そこには出産をするための体づくりの体操が載っていた。
桃子は早速その体操を始めた。
「桃子様、そんなに動いて大丈夫なんですか?」
「うん。この本には妊娠してからの体作りも大事だと書かれていたの」
「桃子様あまりご無理はしないでくださいね?」
「ありがとう。ミュー」
そうして体を動かしているとさっきの不安が少しは和らいできた。
「桃子!!」
そこへ、ルークがやって来た。
「何をしている!安静にしていてくれと言っただろう!?」
「大丈夫よ。
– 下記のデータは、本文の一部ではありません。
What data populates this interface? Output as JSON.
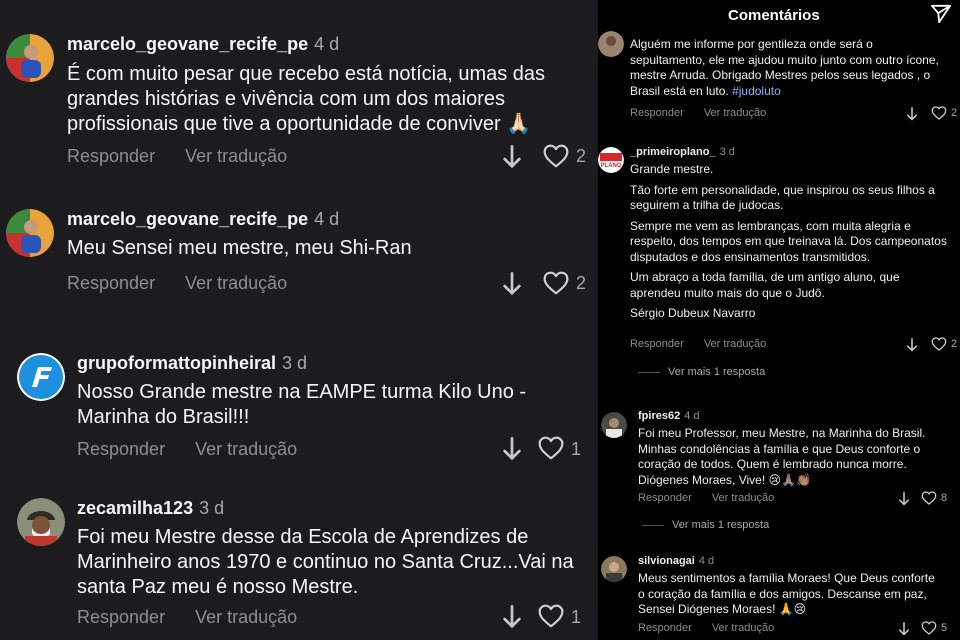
{
  "left": {
    "comments": [
      {
        "user": "marcelo_geovane_recife_pe",
        "time": "4 d",
        "text": "É com muito pesar que recebo está notícia, umas das grandes histórias e vivência com um dos maiores profissionais que tive a oportunidade de conviver 🙏🏻",
        "reply": "Responder",
        "translate": "Ver tradução",
        "likes": "2"
      },
      {
        "user": "marcelo_geovane_recife_pe",
        "time": "4 d",
        "text": "Meu Sensei meu mestre, meu Shi-Ran",
        "reply": "Responder",
        "translate": "Ver tradução",
        "likes": "2"
      },
      {
        "user": "grupoformattopinheiral",
        "time": "3 d",
        "text": "Nosso Grande mestre na EAMPE turma Kilo Uno - Marinha do Brasil!!!",
        "reply": "Responder",
        "translate": "Ver tradução",
        "likes": "1"
      },
      {
        "user": "zecamilha123",
        "time": "3 d",
        "text": "Foi meu Mestre desse da Escola de Aprendizes de Marinheiro anos 1970 e continuo no Santa Cruz...Vai na santa Paz meu é nosso Mestre.",
        "reply": "Responder",
        "translate": "Ver tradução",
        "likes": "1"
      }
    ]
  },
  "right": {
    "title": "Comentários",
    "comments": [
      {
        "text": "Alguém me informe por gentileza onde será o sepultamento,  ele me ajudou muito junto com outro ícone,  mestre Arruda. Obrigado Mestres pelos seus legados , o Brasil está en luto.",
        "hashtag": "#judoluto",
        "reply": "Responder",
        "translate": "Ver tradução",
        "likes": "2"
      },
      {
        "user": "_primeiroplano_",
        "time": "3 d",
        "avatar_text": "PLANO",
        "paragraphs": [
          "Grande mestre.",
          "Tão forte em personalidade, que inspirou os seus filhos a seguirem a trilha de judocas.",
          "Sempre me vem as lembranças, com muita alegria e respeito, dos tempos em que treinava lá. Dos campeonatos disputados e dos ensinamentos transmitidos.",
          "Um abraço a toda família, de um antigo aluno, que aprendeu muito mais do que o Judô.",
          "Sérgio Dubeux Navarro"
        ],
        "reply": "Responder",
        "translate": "Ver tradução",
        "likes": "2",
        "more_replies": "Ver mais 1 resposta"
      },
      {
        "user": "fpires62",
        "time": "4 d",
        "text": "Foi meu Professor, meu Mestre, na Marinha do Brasil. Minhas condolências à família e que Deus conforte o coração de todos. Quem é lembrado nunca morre. Diógenes Moraes, Vive! 😢🙏🏽👏🏽",
        "reply": "Responder",
        "translate": "Ver tradução",
        "likes": "8",
        "more_replies": "Ver mais 1 resposta"
      },
      {
        "user": "silvionagai",
        "time": "4 d",
        "text": "Meus sentimentos a família Moraes! Que Deus conforte  o coração da família e dos amigos. Descanse em paz, Sensei Diógenes Moraes! 🙏😢",
        "reply": "Responder",
        "translate": "Ver tradução",
        "likes": "5"
      }
    ]
  },
  "colors": {
    "left_bg": "#1c1c1e",
    "right_bg": "#000000",
    "muted": "#8e8e8e",
    "hashtag": "#8ab4f8"
  },
  "icons": [
    "heart-icon",
    "down-arrow-icon",
    "send-icon"
  ]
}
子供を産める体づくりをしているだけだから」
「?」
「この本に書いてあったことをしてみているの」
その本をルークに渡すとルークは納得してくれた。
「ただ、あまり無理をするなよ?大事な体なんだから」
ルークは溜息を付きながらそう言った。
「はーい」
桃子は適当に返事を返した。
「ミュー、桃子にあまり無理させない様見張っておいてくれ」
「はい、わかりました」
「あと、ミュー。マオールが呼んでいたぞ?早く行ってやれ」
ミューは顔を赤く染め、部屋を後にした。
「ミュー、どうしたのかしら?顔が赤かったわ」
「桃子は鈍いな」
「桃子は知らないかもしれないが、マオールとミューは付き合い始めたんだ」
「え!?」
凄い年の差カップルだ。
桃子は態勢を崩し倒れかけた。
咄嗟にルークが支えてくれた。
「ほら、もう体操は止めて、お茶にしよう」
「うん」
「マオール達の話詳しく聞きたいだろう?」
「もちろん!」
桃子はお産の事も気になるが2人が付き合うきっかけとなった事柄にも興味がわいた。
今日も平和な1日が過ぎていく。
この平和な日々がずっと続けばいいのにと思う桃子だった。